Ja, en tegelijkertijd weet ik dat dat niet voldoende is. Ik denk dat er, naar mijn inzien, een belangrijke inspanning te leveren is om de onzichtbare handen die ons gedrag decennialang hebben beënvloed te gaan afblokken.
Er is ooit een boek geschreven over de reclamesector in de jaren ‘50 of ’60: The Hidden Persuaders (Vance Packard). Ik denk dat we omringd zijn door dat soort entiteiten die ons in de richting van de lineaire economie duwen, de hele tijd, ook in architectuur, ... ja federaties van bepaalde bouwmaterialen die heel sterk hun product duwen.
Dat is in de loop van de twintigste eeuw ontzettend geraffineerd geworden, heel goed georganiseerd, dikwijls onzichtbaar, soms nog een beetje bovenwater. Maar het grootste gedeelte daarvan gebeurt onderwater, en daar wordt zelden over gesproken.
Het is dus alsof je probeert een ruimte te dweilen maar je bent vergeten om de kraan eerst dicht te draaien. In dat opzicht denk ik dat dat soort onzichtbare handen eerst moet afgeblokt worden; dat daar drastisch op moet worden geïntervenieerd. Maar het is natuurlijk ageren op economische actoren. En dat is nooit iets waar onze samenleving heel goed in geweest is, in het huidig bestel.
Dus ja, ik denk dat daarin een gigantische contradictie zit wanneer er gezegd wordt: we willen, of dat er een overheidsinspanning nodig blijkt te zijn; maar tegelijkertijd laat je de lineaire actoren ook volledig vrij spel. En dan kom je bij een soort van huiverachtige toestand uit.
Is dat iets voor de praktijk? Of denk je dan aan beleid?

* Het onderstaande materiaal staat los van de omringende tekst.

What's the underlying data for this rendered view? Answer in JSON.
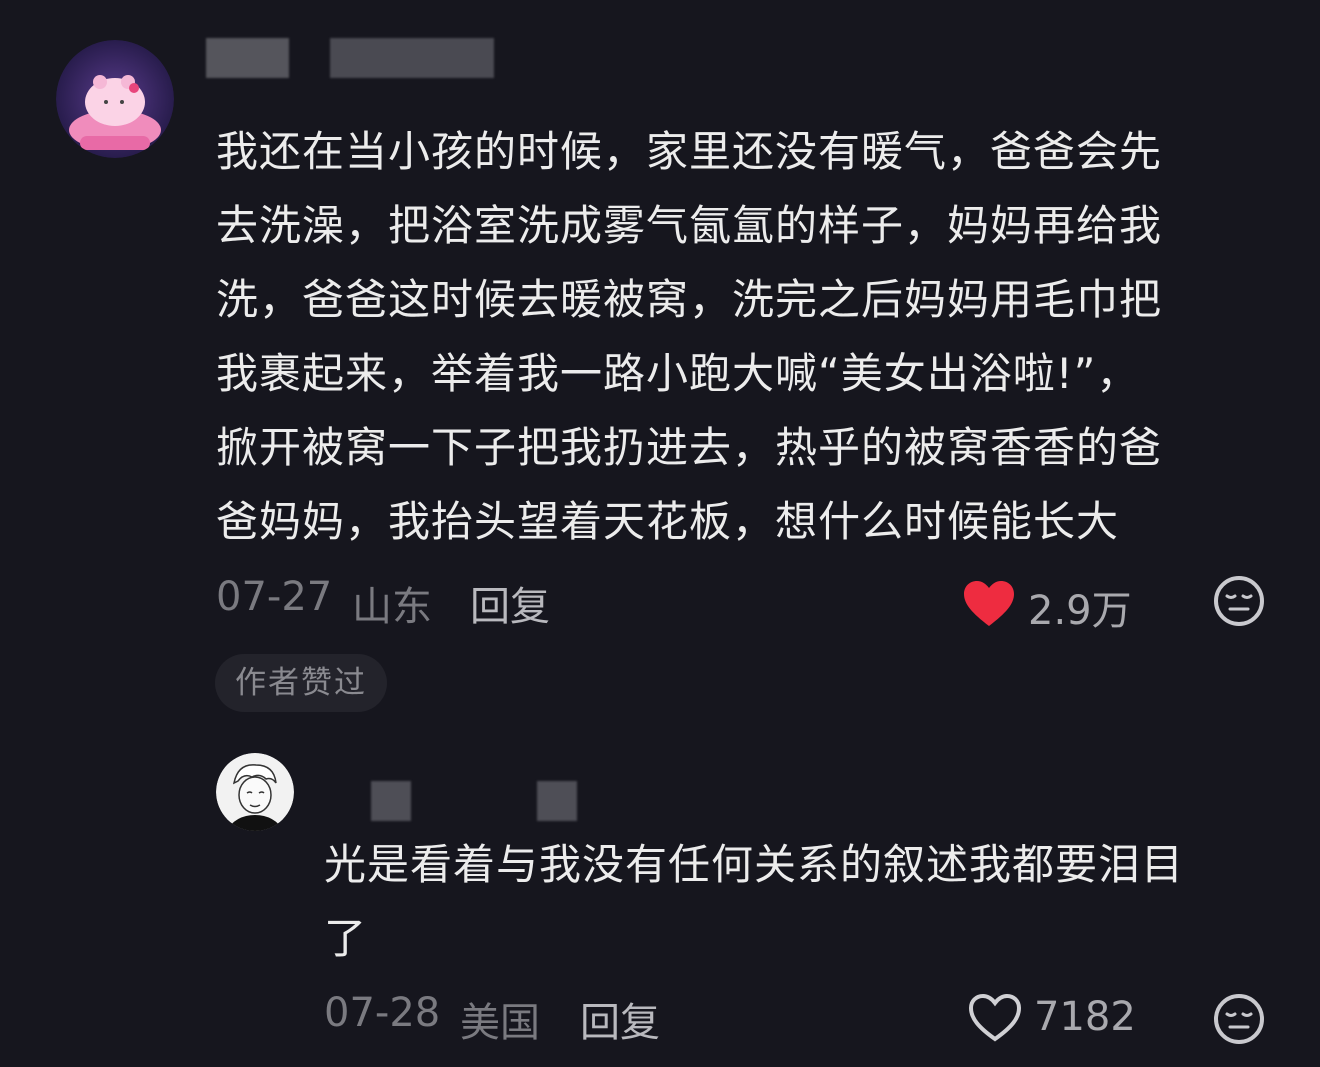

Ik denk als sector, architectuursector, moeten we meer op onze hoede zijn voor die inmenging, en moet we de autonomie van onze discipline claimen. Dat bijvoorbeeld de activiteiten van de grote culturele huizen, die zich met het promoten van architectuur bezighouden, of de grote tijdschriften gesponsord zijn door federaties van bouwmaterialenproducenten lijkt mij moeilijk in een context waarin we onze activiteiten als patrimoniumbeheerders willen bijstellen, weg van het puur aanmaken van nieuwe gebouwen. Dan is het nodig dat we weer grip krijgen, wordt het moeilijk om je te laten sponsoren door die grote firma’s. Dat lijkt mij een punt waarop met meer waakzaamheid zou moeten toegekeken worden; ook aan de universiteiten lijkt het me dat daar te lichtzinnig over gedaan wordt. Net zoals dat we heel naïef geweest zijn over de Russische spionnen in onze samenleving, denk ik dat we echt argwanend moeten zijn voor dat soort inmenging.